John Cena has been the face of the WWE, much to the dismay of seemingly every male fan over 30, essentially since he won his first title from JBL.
For a while after he won, Cena was still over with the fans. Eventually, though, fans started to grow tired of the same stale John Cena gimmick.
To be honest, there is merit in that thinking. In this day and age in pro wrestling, you have to constantly be changing and evolving your character.
Otherwise, like they have with Cena, fans will start to become bored with your staleness.
Still, I do think that Cena gets hated on by a large contingent of fans for what is perceived by some as his lack of wrestling ability. And again, there's some merit to that.
Cena is not the most polished wrestler to ever step foot into the ring, but he's no slouch.
My main problem is when people get upset because "he always does the same moves over and over in every match." And that's what pretty much what everyone who hates Cena thinks.
I think we're missing something here, though.
A slight twist on an old cliche. The WWE has a specific style in the way they promote themselves.
WWE has long since tried to distance itself from its former days of being referred to as professional wrestling. They are considered "sports entertainment."
It's weird because what they do is considered "wrestling," but I guess "wrestling" is considered to be part of the blanket of sports entertainment.
Whether you agree with it or not, that was the direction the company took during the beginnings of the Attitude Era; which, ironically enough, was the most popular time in the company's history.
The emphasis was on storytelling rather than wrestling.

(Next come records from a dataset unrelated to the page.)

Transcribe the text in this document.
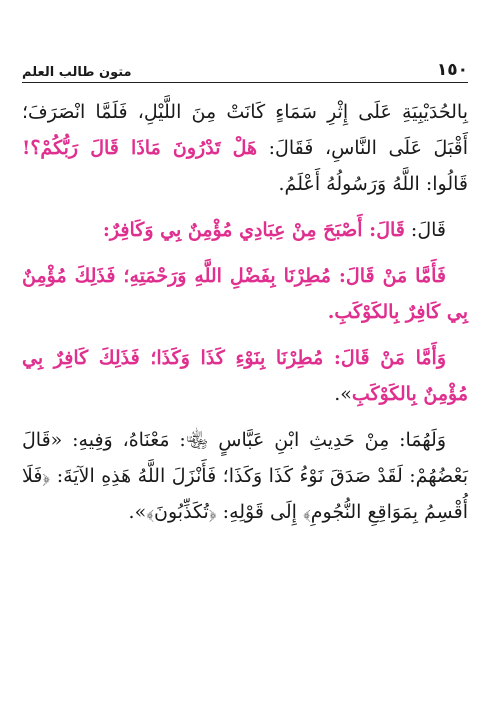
١٥٠
متون طالب العلم

بِالحُدَيْبِيَةِ عَلَى إِثْرِ سَمَاءٍ كَانَتْ مِنَ اللَّيْلِ، فَلَمَّا انْصَرَفَ؛ أَقْبَلَ عَلَى النَّاسِ، فَقَالَ: هَلْ تَدْرُونَ مَاذَا قَالَ رَبُّكُمْ؟! قَالُوا: اللَّهُ وَرَسُولُهُ أَعْلَمُ.

قَالَ: قَالَ: أَصْبَحَ مِنْ عِبَادِي مُؤْمِنٌ بِي وَكَافِرٌ:

فَأَمَّا مَنْ قَالَ: مُطِرْنَا بِفَضْلِ اللَّهِ وَرَحْمَتِهِ؛ فَذَلِكَ مُؤْمِنٌ بِي كَافِرٌ بِالكَوْكَبِ.

وَأَمَّا مَنْ قَالَ: مُطِرْنَا بِنَوْءِ كَذَا وَكَذَا؛ فَذَلِكَ كَافِرٌ بِي مُؤْمِنٌ بِالكَوْكَبِ».

وَلَهُمَا: مِنْ حَدِيثِ ابْنِ عَبَّاسٍ ﵄: مَعْنَاهُ، وَفِيهِ: «قَالَ بَعْضُهُمْ: لَقَدْ صَدَقَ نَوْءُ كَذَا وَكَذَا؛ فَأَنْزَلَ اللَّهُ هَذِهِ الآيَةَ: ﴿فَلَا أُقْسِمُ بِمَوَاقِعِ النُّجُومِ﴾ إِلَى قَوْلِهِ: ﴿تُكَذِّبُونَ﴾».
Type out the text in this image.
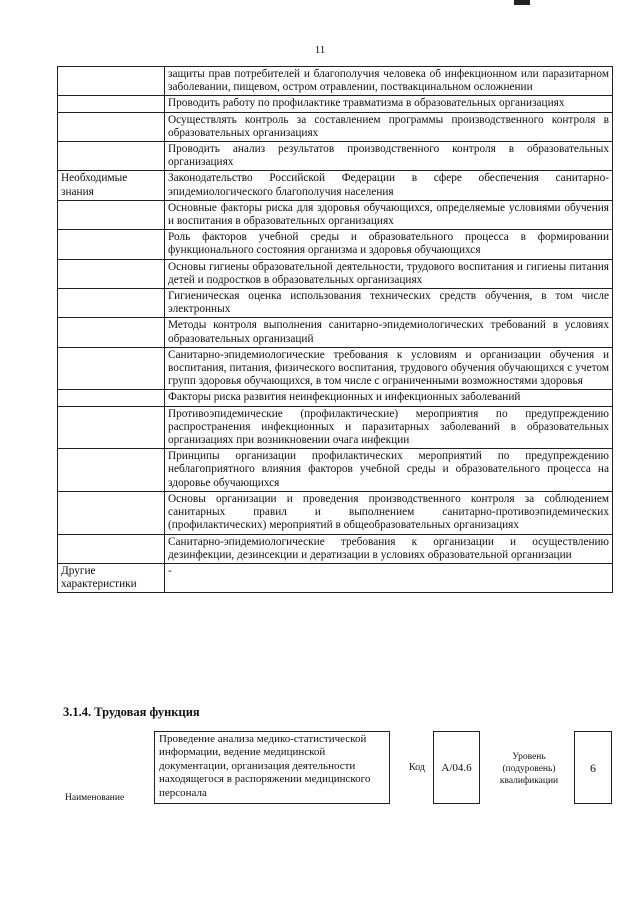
11
	защиты прав потребителей и благополучия человека об инфекционном или паразитарном заболевании, пищевом, остром отравлении, поствакцинальном осложнении
	Проводить работу по профилактике травматизма в образовательных организациях
	Осуществлять контроль за составлением программы производственного контроля в образовательных организациях
	Проводить анализ результатов производственного контроля в образовательных организациях
Необходимые знания	Законодательство Российской Федерации в сфере обеспечения санитарно-эпидемиологического благополучия населения
	Основные факторы риска для здоровья обучающихся, определяемые условиями обучения и воспитания в образовательных организациях
	Роль факторов учебной среды и образовательного процесса в формировании функционального состояния организма и здоровья обучающихся
	Основы гигиены образовательной деятельности, трудового воспитания и гигиены питания детей и подростков в образовательных организациях
	Гигиеническая оценка использования технических средств обучения, в том числе электронных
	Методы контроля выполнения санитарно-эпидемиологических требований в условиях образовательных организаций
	Санитарно-эпидемиологические требования к условиям и организации обучения и воспитания, питания, физического воспитания, трудового обучения обучающихся с учетом групп здоровья обучающихся, в том числе с ограниченными возможностями здоровья
	Факторы риска развития неинфекционных и инфекционных заболеваний
	Противоэпидемические (профилактические) мероприятия по предупреждению распространения инфекционных и паразитарных заболеваний в образовательных организациях при возникновении очага инфекции
	Принципы организации профилактических мероприятий по предупреждению неблагоприятного влияния факторов учебной среды и образовательного процесса на здоровье обучающихся
	Основы организации и проведения производственного контроля за соблюдением санитарных правил и выполнением санитарно-противоэпидемических (профилактических) мероприятий в общеобразовательных организациях
	Санитарно-эпидемиологические требования к организации и осуществлению дезинфекции, дезинсекции и дератизации в условиях образовательной организации
Другие характеристики	-
3.1.4. Трудовая функция
Наименование
Проведение анализа медико-статистической информации, ведение медицинской документации, организация деятельности находящегося в распоряжении медицинского персонала
Код	A/04.6
Уровень (подуровень) квалификации
6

Obviously, there were still great wrestlers, but those skills always took a backseat to whatever the current storyline or segment was.
Now, in the PG Era, the WWE has evolved its style again. While the emphasis is still on storytelling, there are now restrictions as to what can be done whereas the Attitude Era pretty much gave superstars free rein to do almost anything as long as it got their story or character over with the fans.
The superstars aren't allotted that same freedom nowadays. Because they are PG, there are restrictions as to what you can say and even what you can do in the ring.
John Cena, like many others, is a product of the environment. He needed to find a way to portray his character within the confines of the company style, and he did.
If you really want to see all of those moves, watch a promotion like ROH, where the emphasis is on actual wrestling.
Everyone focuses on Cena's "five moves of doom" and neglects that he actually has performed other moves in his career.
It's shocking, I know, but all true. That video is a bit misleading because there are a handful of moves featured that are just variations of one move.
Still, it is a good representation of Cena's varied moveset. Again, not every move is polished or excellently executed (foreshadowing).
You want to knock on Cena for that? Go right ahead. Want to get on his case because he never uses most of those moves anymore? You can do that too.
It's all valid, but don't hate on Cena by saying he only does the same thing.
That's not a reflection on his moveset so much as it is a reflection of his character and how the company wishes to use him.
Believe it or not, though the wrestlers are the ones who map out matches in the ring, they are not given complete control.
There are various moves the company does not allow. The company heads may also want Cena to stick to basic moves to prevent him from exerting himself too much.
Hard to believe that a guy like Cena, a true hard worker, would agree to taking it easy or that the company really limits that much, but it's still a possibility.
It may upset some people to hear, but John Cena is not so different from your favorite and most beloved superstars.
Shawn Michaels, Bret Hart, Triple H, Stone Cold Steve Austin, the Rock, Hulk Hogan, Randy Orton, CM Punk...and countless others
What do all those guys have in common? They have a particular set of moves that, ultimately, lead up to their finisher.
Don't believe me?
Bret Hart: Inverted atomic drop, Backbreaker, Russian leg sweep, Elbow drop from second rope, Sharpshooter.
HBK: Flying forearm, Kip-up, Inverted atomic drop/Clothesline, Scoop slam, Elbow drop, SCM
Hulk Hogan: "Hulk Up," three punches, big boot, Leg Drop.
Those are three of the best wrestlers to ever compete in the WWE, and they have their own versions of the "moves of doom."
Yes, all of these guys do other moves during their matches, but so does Cena. Or so did Cena, like I mentioned in the previous slide, you see less and less of it now.
Everyone of those guys have a build up. It's part of the natural flow of wrestling matches. There's so many possible move combinations that it'd be damn near impossible to keep it fresh every night.
Eventually, you're going to find something that works for you, and you're going to keep doing it until it stops working.